Wong’s comedy often makes fun of other comedies. Just like her previous special never mentioned, but remembered that Louis CK was making fun of his kids, this new hour could remind of the Chris Rock (a clear influence on their work) and Kevin Hart specials touching on their infidelity. A celebrity’s inability to capitalize on their newfound clout may not be as relatable as the frustration of seeing men get compliments for changing a diaper, but the challenge of monogamy is.
What matters to Wong: the more irritated she is, the funnier her attitude. There is something hysterical about the disgust in her voice when she describes how men say the kind of women they want to date are “chill”. Not only does Wong find zero attraction in it – she seems baffled by it. When she talks about relationships, she uses metaphors of prison or the stock market. (Her husband bought low, and if they divorced he would sell high.)

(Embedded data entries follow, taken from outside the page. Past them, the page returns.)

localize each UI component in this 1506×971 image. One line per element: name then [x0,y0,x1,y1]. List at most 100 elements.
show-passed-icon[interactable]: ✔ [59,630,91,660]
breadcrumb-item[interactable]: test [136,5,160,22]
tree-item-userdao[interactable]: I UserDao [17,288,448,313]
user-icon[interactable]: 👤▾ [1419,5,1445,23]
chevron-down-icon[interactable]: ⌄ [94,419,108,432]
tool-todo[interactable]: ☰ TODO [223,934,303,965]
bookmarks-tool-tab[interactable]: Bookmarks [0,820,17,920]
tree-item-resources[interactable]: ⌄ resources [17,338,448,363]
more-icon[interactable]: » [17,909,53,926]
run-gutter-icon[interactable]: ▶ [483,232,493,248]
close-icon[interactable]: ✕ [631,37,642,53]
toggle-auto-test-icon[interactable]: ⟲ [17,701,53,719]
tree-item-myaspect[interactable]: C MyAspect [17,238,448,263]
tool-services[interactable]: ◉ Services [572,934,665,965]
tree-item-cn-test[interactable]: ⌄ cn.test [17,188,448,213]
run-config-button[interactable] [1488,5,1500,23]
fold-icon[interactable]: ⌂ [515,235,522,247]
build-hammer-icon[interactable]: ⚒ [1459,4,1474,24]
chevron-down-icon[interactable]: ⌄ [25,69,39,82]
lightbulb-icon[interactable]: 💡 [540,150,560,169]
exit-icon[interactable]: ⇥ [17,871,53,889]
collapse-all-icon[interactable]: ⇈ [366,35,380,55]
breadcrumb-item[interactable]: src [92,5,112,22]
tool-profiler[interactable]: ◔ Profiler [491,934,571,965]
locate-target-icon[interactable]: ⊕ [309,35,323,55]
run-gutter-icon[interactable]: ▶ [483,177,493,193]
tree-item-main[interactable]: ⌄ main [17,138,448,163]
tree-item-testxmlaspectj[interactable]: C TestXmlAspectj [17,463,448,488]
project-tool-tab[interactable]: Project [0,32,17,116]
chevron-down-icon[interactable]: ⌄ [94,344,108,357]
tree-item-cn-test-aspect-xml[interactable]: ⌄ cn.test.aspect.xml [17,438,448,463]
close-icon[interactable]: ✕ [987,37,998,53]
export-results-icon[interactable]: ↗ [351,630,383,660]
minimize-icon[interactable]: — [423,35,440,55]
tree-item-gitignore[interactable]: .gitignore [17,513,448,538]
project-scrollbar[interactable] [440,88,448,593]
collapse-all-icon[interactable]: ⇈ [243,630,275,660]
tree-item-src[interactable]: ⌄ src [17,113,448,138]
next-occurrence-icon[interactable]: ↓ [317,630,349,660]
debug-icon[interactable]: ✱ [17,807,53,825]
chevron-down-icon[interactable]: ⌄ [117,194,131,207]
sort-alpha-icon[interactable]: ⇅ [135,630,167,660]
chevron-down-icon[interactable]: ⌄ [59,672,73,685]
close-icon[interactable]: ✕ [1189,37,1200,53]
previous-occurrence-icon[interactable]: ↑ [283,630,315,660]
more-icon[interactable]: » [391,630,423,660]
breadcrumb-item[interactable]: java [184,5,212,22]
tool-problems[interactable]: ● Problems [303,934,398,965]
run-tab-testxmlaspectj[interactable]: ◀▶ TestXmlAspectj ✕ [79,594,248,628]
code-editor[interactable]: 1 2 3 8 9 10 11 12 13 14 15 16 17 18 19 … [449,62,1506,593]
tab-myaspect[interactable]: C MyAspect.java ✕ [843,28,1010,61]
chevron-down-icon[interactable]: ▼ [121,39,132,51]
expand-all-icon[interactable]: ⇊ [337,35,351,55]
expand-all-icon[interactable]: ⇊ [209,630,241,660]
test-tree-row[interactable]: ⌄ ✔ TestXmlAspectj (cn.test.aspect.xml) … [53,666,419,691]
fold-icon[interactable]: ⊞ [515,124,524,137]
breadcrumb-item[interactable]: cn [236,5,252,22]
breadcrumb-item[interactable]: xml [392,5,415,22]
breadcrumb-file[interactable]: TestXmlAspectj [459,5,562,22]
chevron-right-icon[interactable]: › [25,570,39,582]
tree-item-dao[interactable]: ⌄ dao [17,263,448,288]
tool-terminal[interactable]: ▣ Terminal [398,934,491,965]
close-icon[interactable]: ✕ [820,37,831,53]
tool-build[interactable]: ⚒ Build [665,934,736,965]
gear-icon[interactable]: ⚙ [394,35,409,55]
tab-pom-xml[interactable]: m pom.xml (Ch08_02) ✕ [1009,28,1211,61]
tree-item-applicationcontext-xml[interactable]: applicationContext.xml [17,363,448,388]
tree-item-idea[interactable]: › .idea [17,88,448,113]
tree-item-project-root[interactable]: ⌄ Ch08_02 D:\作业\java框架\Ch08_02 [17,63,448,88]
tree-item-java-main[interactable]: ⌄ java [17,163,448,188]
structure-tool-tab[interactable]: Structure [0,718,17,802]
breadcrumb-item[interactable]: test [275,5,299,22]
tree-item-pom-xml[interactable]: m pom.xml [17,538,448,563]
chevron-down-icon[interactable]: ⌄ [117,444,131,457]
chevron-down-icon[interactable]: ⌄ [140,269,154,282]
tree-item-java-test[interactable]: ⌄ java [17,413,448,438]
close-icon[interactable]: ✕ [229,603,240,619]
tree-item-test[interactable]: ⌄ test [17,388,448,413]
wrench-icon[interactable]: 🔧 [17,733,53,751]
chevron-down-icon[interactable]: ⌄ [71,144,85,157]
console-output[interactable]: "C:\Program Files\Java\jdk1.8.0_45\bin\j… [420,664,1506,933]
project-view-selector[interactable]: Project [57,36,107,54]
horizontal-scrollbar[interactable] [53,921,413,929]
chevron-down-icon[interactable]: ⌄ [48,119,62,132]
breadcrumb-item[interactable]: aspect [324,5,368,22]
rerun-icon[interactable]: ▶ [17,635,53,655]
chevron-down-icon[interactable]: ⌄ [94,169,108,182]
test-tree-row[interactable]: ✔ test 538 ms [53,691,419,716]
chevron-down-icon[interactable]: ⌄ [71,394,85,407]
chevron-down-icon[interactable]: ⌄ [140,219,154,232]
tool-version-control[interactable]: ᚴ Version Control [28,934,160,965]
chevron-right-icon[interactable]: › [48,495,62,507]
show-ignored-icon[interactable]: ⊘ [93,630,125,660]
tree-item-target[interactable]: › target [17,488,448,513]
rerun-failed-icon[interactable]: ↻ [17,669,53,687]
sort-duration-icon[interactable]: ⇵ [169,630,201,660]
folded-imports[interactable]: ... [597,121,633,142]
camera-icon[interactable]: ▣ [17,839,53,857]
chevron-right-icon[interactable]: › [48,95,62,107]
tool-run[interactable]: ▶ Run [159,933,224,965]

Somewhat predictably, her show eventually softens and morphs into a love letter to her husband, the one part of the set whose function is not to make you laugh but to keep you on her side. Wong took a similar move at the end of “Baby Cobra,” pointing out that he did it to her while she was trying to trap her husband, adding that she eventually paid off his college loans.
But her sex jokes here aren’t about cheating, it’s about thinking about cheating. By telling intricate details of a benign encounter with a young grocery advisor on the set of a film she wrote, Wong finds comedy in fantasy, the glorious sins of fantasy. This is the kind of escape that comedy can offer in a unique way. Judging by the amusement of some of the laughs she received, the crowd seemed to need it. Sex jokes may heal, at least for a short time.